Bitte überlegen Sie sich, was Sie sich von einem Netzwerk für botanische Vielfalt wünschen und was Sie dazu motivieren würde, sich zu engagieren oder den Vorstand ihres botanischen Vereins zu überreden, NetPhyD e.V. beizutreten. Denn nur durch ihr Engagement kann NetPhyD zu einem lebendigen Netzwerk werden.

An dieser Stelle eine Einladung zur Rückmeldung auf den Newsletter: selbstverständlich können Sie uns jederzeit per email erreichen oder persönlich anrufen. Für eine erste Diskussion wollen wir darüber hinaus zu einem virtuellen Austausch einladen, am 1. April 2021 um 11 Uhr.
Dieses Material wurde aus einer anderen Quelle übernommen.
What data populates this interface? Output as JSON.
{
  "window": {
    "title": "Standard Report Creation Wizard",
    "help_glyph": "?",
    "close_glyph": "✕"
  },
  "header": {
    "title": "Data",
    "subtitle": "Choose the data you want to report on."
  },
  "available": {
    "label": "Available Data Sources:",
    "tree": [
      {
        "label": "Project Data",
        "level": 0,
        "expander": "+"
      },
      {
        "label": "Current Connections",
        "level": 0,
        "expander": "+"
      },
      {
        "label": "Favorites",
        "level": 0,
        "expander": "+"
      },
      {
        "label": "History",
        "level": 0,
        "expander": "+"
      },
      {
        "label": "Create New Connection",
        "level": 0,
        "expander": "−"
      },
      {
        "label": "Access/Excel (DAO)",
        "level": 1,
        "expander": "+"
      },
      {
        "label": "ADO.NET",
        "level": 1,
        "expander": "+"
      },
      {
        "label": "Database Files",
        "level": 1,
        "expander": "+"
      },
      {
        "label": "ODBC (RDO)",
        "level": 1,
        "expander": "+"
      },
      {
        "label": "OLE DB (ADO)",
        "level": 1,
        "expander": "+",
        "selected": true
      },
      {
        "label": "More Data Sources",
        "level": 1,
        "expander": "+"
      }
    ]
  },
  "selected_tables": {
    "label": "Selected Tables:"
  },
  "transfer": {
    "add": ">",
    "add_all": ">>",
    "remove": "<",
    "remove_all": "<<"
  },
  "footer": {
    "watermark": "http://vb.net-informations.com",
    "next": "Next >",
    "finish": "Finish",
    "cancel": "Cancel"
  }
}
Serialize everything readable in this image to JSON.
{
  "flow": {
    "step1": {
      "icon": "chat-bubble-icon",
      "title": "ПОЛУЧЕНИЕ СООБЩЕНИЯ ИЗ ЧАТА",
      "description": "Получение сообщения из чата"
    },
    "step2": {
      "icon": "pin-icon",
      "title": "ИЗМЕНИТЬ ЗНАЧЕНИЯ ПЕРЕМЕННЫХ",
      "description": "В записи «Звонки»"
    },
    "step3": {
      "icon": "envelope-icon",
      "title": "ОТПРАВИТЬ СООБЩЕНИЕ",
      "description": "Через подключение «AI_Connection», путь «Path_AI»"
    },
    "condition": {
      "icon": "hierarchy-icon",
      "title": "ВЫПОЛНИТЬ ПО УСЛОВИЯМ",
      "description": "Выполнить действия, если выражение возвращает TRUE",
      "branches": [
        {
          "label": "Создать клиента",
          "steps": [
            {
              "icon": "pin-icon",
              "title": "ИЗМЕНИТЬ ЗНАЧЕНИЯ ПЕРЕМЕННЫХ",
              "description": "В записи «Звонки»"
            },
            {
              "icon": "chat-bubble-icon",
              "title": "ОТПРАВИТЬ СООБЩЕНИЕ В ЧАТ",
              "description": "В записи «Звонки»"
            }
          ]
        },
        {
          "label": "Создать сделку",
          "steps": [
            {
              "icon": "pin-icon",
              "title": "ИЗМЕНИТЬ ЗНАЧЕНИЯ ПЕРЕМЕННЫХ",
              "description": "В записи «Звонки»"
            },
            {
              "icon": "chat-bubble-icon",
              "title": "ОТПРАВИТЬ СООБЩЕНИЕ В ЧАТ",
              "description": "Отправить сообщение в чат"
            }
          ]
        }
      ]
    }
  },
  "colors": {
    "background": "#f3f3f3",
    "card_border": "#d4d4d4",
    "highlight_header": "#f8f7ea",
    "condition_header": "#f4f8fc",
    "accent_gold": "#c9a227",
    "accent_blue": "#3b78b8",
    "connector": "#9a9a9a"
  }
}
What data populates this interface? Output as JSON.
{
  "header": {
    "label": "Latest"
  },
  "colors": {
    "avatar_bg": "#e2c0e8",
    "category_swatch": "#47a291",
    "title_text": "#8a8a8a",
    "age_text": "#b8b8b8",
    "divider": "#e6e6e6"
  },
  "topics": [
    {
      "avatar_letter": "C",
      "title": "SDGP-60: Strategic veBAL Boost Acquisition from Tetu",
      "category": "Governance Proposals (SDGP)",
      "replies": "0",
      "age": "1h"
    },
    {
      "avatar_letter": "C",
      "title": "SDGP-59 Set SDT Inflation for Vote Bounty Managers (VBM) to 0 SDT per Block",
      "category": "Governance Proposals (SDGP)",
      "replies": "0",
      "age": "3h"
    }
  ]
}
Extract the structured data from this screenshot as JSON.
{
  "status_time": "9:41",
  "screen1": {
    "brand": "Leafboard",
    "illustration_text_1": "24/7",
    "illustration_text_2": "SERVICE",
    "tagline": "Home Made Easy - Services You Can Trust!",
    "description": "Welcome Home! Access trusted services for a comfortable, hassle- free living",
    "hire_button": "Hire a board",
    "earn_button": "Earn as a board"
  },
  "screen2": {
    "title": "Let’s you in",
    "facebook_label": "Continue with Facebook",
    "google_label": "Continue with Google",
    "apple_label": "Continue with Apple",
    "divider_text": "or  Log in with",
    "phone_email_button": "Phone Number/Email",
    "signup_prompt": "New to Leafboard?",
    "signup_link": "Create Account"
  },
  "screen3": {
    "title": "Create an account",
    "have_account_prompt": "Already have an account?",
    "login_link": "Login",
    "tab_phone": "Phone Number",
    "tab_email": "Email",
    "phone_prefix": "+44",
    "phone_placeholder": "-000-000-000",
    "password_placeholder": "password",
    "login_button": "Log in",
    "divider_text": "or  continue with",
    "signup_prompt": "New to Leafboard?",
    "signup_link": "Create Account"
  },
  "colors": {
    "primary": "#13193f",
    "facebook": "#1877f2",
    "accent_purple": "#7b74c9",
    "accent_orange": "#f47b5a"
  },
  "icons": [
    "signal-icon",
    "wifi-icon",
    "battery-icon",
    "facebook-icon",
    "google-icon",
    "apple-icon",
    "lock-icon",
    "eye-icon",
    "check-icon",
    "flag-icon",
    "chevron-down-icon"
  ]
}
Für einen Link zum Virtuellen Treffen schicken Sie bitte eine email an florian.jansen@uni-rostock.de.

Und hier noch zwei Hinweise in eigener Sache:

Uns haben Nachfragen zum Deutschlandflora 1.0 WebGIS, also den digitalen Atlaskarten erreicht. Dieses war als Hilfsmittel für die Erstellung des Verbreitungsatlasses gedacht und ist daher nun vom Entwickler eingestellt worden. Prinzipiell sind die Verbreitungskarten weiterhin über die deutschlandflora.de erreichbar, (wenn man die ID des gewünschten Taxons kennt, sogar über Deeplinks, z.B. https://deutschlandflora.de/dflor/de/karten-und-berichte/verbreitungskarte?taxon=27). Wir sehen aber, dass das nicht so komfortabel und informativ wie bisher ist, z.B. weil man keine weiteren Informationen zu den Funden im MTBQ bekommt. Wir bemühen uns, hier mittelfristig mit Hilfe eines zeitgemäßen WMS Webservices Abhilfe zu schaffen.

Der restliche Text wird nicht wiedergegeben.